The value of \(a\) could be -3.

Step-by-step solution

Understand the inequality

The given inequality is \(a^2 + 7a < 0\). The goal is to determine which value of \(a\) satisfies this inequality.

Factor the inequality

We factor the inequality \(a^2 + 7a < 0\) into \(a(a + 7) < 0\). This tells us that the product of two terms, \(a\) and \(a + 7\), must be negative.

Determine the points where the inequality changes sign

The critical points, where \(a(a + 7) = 0\), occur at \(a = 0\) and \(a = -7\). These are the points where the expression changes sign.
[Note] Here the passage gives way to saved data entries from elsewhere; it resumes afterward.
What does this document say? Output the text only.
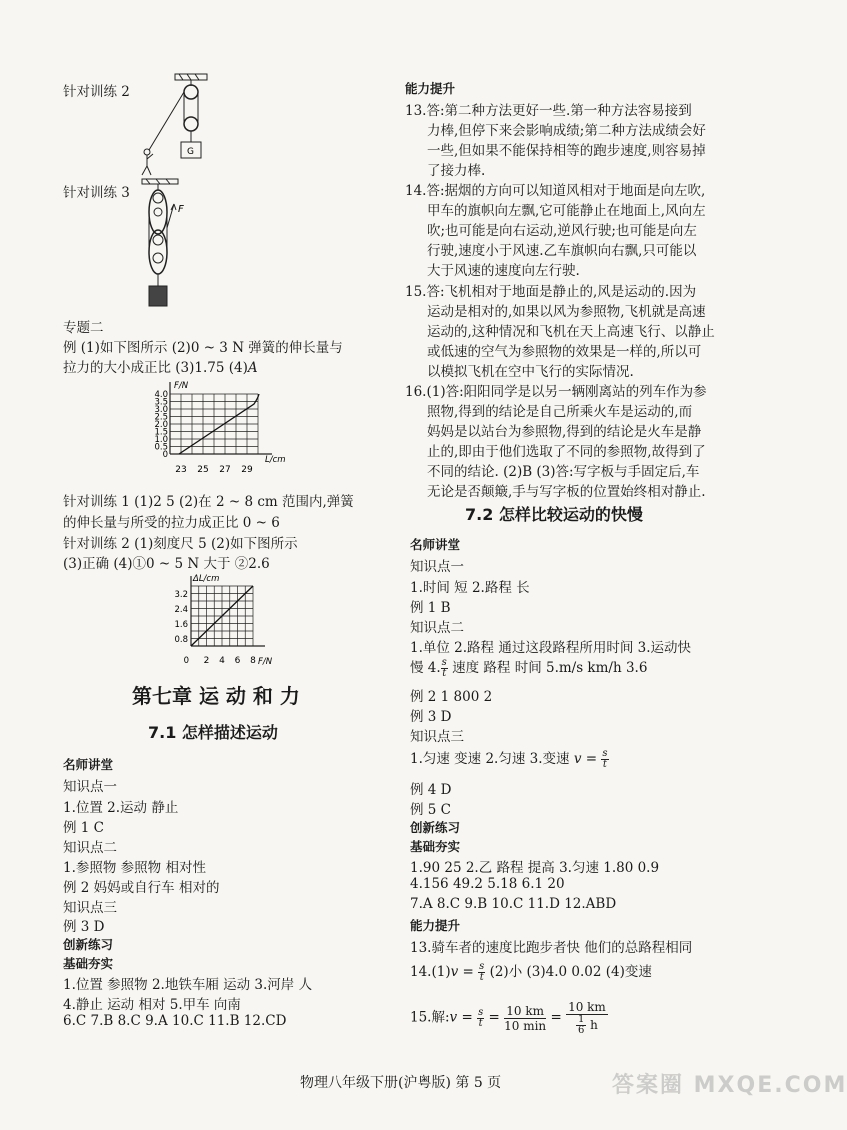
针对训练 2
G
针对训练 3
F
专题二
例 (1)如下图所示 (2)0 ~ 3 N 弹簧的伸长量与
拉力的大小成正比 (3)1.75 (4)A
F/N
L/cm
4.0
3.5
3.0
2.5
2.0
1.5
1.0
0.5
0
23 25 27 29
针对训练 1 (1)2 5 (2)在 2 ~ 8 cm 范围内,弹簧
的伸长量与所受的拉力成正比 0 ~ 6
针对训练 2 (1)刻度尺 5 (2)如下图所示
(3)正确 (4)①0 ~ 5 N 大于 ②2.6
ΔL/cm
F/N
3.2
2.4
1.6
0.8
0 2 4 6 8
第七章 运 动 和 力
7.1 怎样描述运动
名师讲堂
知识点一
1.位置 2.运动 静止
例 1 C
知识点二
1.参照物 参照物 相对性
例 2 妈妈或自行车 相对的
知识点三
例 3 D
创新练习
基础夯实
1.位置 参照物 2.地铁车厢 运动 3.河岸 人
4.静止 运动 相对 5.甲车 向南
6.C 7.B 8.C 9.A 10.C 11.B 12.CD
能力提升
13.答:第二种方法更好一些.第一种方法容易接到
力棒,但停下来会影响成绩;第二种方法成绩会好
一些,但如果不能保持相等的跑步速度,则容易掉
了接力棒.
14.答:据烟的方向可以知道风相对于地面是向左吹,
甲车的旗帜向左飘,它可能静止在地面上,风向左
吹;也可能是向右运动,逆风行驶;也可能是向左
行驶,速度小于风速.乙车旗帜向右飘,只可能以
大于风速的速度向左行驶.
15.答:飞机相对于地面是静止的,风是运动的.因为
运动是相对的,如果以风为参照物,飞机就是高速
运动的,这种情况和飞机在天上高速飞行、以静止
或低速的空气为参照物的效果是一样的,所以可
以模拟飞机在空中飞行的实际情况.
16.(1)答:阳阳同学是以另一辆刚离站的列车作为参
照物,得到的结论是自己所乘火车是运动的,而
妈妈是以站台为参照物,得到的结论是火车是静
止的,即由于他们选取了不同的参照物,故得到了
不同的结论. (2)B (3)答:写字板与手固定后,车
无论是否颠簸,手与写字板的位置始终相对静止.
7.2 怎样比较运动的快慢
名师讲堂
知识点一
1.时间 短 2.路程 长
例 1 B
知识点二
1.单位 2.路程 通过这段路程所用时间 3.运动快
慢 4. $\frac{s}{t}$ 速度 路程 时间 5.m/s km/h 3.6
例 2 1 800 2
例 3 D
知识点三
1.匀速 变速 2.匀速 3.变速 $v = \frac{s}{t}$
例 4 D
例 5 C
创新练习
基础夯实
1.90 25 2.乙 路程 提高 3.匀速 1.80 0.9
4.156 49.2 5.18 6.1 20
7.A 8.C 9.B 10.C 11.D 12.ABD
能力提升
13.骑车者的速度比跑步者快 他们的总路程相同
$14.(1)v = \frac{s}{t} (2)$小 (3)4.0 0.02 (4)变速
15.解:v = $\frac{s}{t} = \frac{10 km}{10 \min} = \frac{10 km}{\frac{1}{6} h}$
物理八年级下册(沪粤版) 第 5 页	答案圈 MXQE.COM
Test intervals determined by critical points

The critical points divide the number line into intervals \((-\infty, -7)\), \((-7, 0)\), and \((0, \infty)\). Choose test points from each interval, such as \(a = -8\), \(a = -1\), and \(a = 1\). Substitute into the factored inequality to check where it is negative:- For \(a = -8\), \((-8)(-8 + 7) = 8 > 0\).- For \(a = -1\), \((-1)(-1 + 7) = -6 < 0\).- For \(a = 1\), \((1)(1 + 7) = 8 > 0\).

Evaluate the options for validity

Check the given options to see which fall into the interval \((-7, 0)\), where the inequality is valid:- (A) \(a = -3\) lies in \((-7, 0)\). Substitute to verify: \((-3)(-3 + 7) = -3 \times 4 = -12 < 0\). Therefore, \(a = -3\) satisfies the inequality.- (B) \(a = 0\), (C) \(a = 1\), (D) \(a = 2\), (E) \(a = 3\) do not satisfy \(a(a + 7) < 0\), as they either lie outside the interval or make the expression non-negative.

Key concepts

Inequality Problem Solving

Solving inequalities is similar to solving equations, but with a few key differences. In an inequality like the one given, \(a^2 + 7a < 0\), the expression does not equal a particular value, it simply gives a range of values that make the inequality true. The task is to find out for which values of \(a\) the expression remains below zero.

This involves several steps:

• Understanding the inequality format and analyzing its terms.
• Using algebraic manipulations, such as factoring, to simplify the inequality.
• Determining where the inequality changes from being true to false.

These steps will guide you to find out which values satisfy the inequality condition.

Factoring Inequalities

Factoring is a useful method in solving quadratics and related inequality problems. In our problem, the inequality \(a^2 + 7a < 0\) needs to be rewritten by factoring. Factoring helps to express the equation in a simpler form like \(a(a + 7) < 0\).

This factors the quadratic inequality into a product of two binomials. It's crucial because it allows determination of where the expression could change from positive to negative or vice versa as \(a\) changes.

By factoring, we create an easier path to finding where the inequality holds true, simplifying the process of finding valid solutions for \(a\).

Critical Points Analysis

Critical points are values of \(a\) where the expression equals zero. For the factorized inequality \(a(a + 7) < 0\), the critical points occur at \(a = 0\) and \(a = -7\). These points are important because they are where the inequality changes sign.

Knowing these points allows us to divide the number line into distinct intervals:

• \((-\infty, -7)\)
• \((-7, 0)\)
• \((0, \infty)\)

In these intervals, the sign of the product \(a(a + 7)\) will be constant. We can then test where the product is negative, thus solving the inequality.

Interval Testing in Inequalities

Interval testing involves choosing representative values from the intervals created by the critical points \(a = 0\) and \(a = -7\). By substituting these values into the inequality \(a(a + 7) < 0\), we determine where the inequality holds.

For each interval:

• In \((-\infty, -7)\), pick \(a = -8\). The product \((-8)(-1)\) is positive.
• In \((-7, 0)\), pick \(a = -1\). The product \((-1)(6)\) is negative.
• In \((0, \infty)\), pick \(a = 1\). The product \((1)(8)\) is positive.

These results indicate the solution set is \((-7, 0)\). Within this interval, the inequality \(a(a+7) < 0\) is satisfied, thus pinpointing viable solutions to our problem.